Olhei para o lado da cadeira, onde alguns centímetros do papel que ele escondeu de mim havia ficado de fora.
— O que é isso, pai?
— Nada! — remexeu-se, incomodado.
— Não gosto que esconda as coisas de mim.
— Não... é nada importante.
— Se não fosse importante, por que você esconderia de mim?
Abri a mão na direção dele, que, a contragosto, me entregou o envelope.
Li rapidamente. Mas entendi bem pouco. Ele havia sido selecionado para alguma coisa de saúde. Mas não ficava claro o que era.
— O que é isso, pai?
— Eu... me inscrevi para um tratamento novo.
— Que tratamento?
— Para... pessoas que perderam os movimentos das pernas.
— O médico disse que é praticamente impossível você retomar os movimentos, pai.
— É algo experimental.
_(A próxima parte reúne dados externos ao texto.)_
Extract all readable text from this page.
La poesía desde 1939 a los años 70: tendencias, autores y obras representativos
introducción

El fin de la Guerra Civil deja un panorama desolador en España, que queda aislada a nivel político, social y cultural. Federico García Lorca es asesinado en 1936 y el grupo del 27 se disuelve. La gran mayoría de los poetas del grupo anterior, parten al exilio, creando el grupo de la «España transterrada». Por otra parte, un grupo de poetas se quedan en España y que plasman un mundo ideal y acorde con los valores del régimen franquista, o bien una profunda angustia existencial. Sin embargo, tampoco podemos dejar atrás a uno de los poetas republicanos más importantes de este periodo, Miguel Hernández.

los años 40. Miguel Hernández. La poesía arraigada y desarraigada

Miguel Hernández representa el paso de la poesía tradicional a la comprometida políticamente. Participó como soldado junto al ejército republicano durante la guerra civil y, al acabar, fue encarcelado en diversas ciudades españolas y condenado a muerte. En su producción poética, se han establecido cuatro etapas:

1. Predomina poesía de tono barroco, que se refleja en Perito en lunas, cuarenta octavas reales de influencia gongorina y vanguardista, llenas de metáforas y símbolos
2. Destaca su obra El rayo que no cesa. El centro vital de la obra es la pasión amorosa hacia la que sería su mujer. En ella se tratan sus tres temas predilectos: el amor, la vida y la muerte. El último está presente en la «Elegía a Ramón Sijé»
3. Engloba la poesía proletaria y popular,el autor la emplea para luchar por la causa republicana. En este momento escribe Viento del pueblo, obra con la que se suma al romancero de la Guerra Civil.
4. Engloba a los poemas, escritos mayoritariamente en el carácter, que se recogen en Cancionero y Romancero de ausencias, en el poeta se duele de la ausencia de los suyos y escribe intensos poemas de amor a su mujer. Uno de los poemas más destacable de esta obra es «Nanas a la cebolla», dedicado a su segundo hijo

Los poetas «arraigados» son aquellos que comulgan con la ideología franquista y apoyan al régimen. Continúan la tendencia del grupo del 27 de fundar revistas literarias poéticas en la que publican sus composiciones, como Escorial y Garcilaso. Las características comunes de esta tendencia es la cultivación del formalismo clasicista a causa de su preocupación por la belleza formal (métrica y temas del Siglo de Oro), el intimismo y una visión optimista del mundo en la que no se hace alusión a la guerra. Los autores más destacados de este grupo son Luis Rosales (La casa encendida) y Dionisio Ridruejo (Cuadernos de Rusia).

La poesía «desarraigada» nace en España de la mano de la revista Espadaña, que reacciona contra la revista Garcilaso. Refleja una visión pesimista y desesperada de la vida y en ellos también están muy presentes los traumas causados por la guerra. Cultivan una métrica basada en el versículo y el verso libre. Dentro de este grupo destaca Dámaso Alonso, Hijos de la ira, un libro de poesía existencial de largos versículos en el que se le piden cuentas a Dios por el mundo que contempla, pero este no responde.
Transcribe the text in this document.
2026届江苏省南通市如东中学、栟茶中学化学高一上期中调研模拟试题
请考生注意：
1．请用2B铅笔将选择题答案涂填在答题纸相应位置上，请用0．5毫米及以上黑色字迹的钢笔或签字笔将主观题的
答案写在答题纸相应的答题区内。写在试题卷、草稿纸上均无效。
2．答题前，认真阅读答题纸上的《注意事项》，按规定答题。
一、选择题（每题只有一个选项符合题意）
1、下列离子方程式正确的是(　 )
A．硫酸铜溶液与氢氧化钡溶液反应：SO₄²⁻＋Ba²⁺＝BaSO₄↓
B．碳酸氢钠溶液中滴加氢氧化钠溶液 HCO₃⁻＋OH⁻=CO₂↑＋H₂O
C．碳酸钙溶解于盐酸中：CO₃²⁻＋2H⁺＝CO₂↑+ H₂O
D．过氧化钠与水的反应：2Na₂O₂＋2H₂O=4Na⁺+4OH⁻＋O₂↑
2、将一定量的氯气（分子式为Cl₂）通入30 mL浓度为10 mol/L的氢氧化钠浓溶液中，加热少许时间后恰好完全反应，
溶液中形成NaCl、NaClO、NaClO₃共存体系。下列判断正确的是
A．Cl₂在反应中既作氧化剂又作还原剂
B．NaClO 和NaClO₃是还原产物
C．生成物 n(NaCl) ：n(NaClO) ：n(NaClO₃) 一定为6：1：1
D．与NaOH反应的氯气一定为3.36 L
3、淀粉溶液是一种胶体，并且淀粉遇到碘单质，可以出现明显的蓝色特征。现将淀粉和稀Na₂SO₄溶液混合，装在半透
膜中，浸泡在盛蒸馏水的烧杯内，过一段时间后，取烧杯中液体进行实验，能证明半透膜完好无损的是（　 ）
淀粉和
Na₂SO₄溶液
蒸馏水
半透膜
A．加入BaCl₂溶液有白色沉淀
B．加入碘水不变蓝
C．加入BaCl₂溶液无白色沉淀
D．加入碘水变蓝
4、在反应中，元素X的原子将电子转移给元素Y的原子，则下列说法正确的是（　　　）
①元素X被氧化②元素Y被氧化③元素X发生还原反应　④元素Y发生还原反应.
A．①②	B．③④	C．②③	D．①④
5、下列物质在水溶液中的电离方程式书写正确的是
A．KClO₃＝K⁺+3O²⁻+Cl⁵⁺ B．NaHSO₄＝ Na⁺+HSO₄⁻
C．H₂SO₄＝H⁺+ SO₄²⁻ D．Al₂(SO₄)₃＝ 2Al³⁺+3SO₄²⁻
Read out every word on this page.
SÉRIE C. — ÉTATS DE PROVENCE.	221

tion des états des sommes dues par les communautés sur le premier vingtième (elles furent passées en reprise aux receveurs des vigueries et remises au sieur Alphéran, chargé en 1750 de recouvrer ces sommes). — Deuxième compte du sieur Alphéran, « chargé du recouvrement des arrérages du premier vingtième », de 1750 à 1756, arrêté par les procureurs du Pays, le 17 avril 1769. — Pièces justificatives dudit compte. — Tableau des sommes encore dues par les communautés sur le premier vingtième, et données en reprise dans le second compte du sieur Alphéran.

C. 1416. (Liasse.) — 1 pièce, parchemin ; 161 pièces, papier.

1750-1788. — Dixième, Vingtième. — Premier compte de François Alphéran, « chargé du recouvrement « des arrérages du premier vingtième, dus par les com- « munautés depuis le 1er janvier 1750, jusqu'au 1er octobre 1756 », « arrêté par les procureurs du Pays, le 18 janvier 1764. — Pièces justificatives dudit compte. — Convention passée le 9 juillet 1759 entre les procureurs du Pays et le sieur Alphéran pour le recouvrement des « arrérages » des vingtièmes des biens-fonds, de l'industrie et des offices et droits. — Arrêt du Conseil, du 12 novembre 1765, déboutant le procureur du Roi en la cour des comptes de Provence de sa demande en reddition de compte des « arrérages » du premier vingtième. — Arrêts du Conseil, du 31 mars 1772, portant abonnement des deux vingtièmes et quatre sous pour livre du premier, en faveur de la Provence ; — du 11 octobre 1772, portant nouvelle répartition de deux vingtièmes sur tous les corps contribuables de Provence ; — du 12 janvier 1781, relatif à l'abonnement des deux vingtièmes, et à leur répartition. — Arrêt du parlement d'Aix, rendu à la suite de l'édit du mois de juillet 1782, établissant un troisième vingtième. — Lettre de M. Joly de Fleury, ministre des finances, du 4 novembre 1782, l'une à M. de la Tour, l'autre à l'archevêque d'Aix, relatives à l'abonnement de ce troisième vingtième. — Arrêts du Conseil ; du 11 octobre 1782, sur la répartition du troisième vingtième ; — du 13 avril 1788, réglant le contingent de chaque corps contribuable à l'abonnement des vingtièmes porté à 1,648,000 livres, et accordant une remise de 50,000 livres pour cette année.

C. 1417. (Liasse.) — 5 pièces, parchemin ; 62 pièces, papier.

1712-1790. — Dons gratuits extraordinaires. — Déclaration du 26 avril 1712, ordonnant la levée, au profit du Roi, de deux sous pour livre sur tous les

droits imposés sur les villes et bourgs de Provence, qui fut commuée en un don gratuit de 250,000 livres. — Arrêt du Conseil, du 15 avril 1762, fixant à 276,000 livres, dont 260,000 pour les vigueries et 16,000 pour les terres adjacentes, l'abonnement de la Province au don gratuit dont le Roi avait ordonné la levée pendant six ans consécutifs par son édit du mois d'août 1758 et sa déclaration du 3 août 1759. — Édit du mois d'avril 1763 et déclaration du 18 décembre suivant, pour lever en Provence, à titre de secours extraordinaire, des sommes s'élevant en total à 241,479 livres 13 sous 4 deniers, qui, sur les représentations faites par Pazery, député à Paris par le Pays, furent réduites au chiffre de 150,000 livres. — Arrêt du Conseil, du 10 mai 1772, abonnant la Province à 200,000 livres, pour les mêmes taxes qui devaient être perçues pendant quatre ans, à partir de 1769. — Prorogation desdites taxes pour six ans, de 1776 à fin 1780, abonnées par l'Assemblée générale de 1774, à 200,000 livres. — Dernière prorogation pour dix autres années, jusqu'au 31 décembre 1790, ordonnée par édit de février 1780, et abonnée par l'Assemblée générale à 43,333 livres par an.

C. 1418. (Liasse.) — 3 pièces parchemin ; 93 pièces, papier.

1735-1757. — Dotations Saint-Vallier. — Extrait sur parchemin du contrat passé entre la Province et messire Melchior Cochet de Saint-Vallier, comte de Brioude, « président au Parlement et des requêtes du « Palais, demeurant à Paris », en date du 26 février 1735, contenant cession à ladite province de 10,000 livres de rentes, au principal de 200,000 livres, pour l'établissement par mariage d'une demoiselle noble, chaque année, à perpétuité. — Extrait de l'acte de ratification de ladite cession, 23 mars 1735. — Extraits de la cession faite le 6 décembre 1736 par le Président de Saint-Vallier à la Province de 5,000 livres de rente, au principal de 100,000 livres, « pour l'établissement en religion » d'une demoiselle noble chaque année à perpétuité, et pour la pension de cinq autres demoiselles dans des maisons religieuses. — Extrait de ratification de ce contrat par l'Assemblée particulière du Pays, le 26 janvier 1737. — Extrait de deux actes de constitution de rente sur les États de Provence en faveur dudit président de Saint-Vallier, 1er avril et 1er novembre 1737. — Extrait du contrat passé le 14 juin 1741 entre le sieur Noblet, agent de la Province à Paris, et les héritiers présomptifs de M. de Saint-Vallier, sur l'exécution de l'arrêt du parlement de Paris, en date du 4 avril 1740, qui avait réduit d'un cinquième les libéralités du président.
Eu... me inscrevi como voluntário.
— Voluntário? São testes, pai. E se algo der errado?
— Se algo der errado eu posso ficar paralítico? — ele riu, sem humor — Ah... eu já sou paralítico. Então, adivinha? Não tem como ficar pior do que já estou.
Respirei fundo:
— Desde quando você se preocupa com isso, pai?
— Acha que eu nunca quis voltar a andar, Fernanda?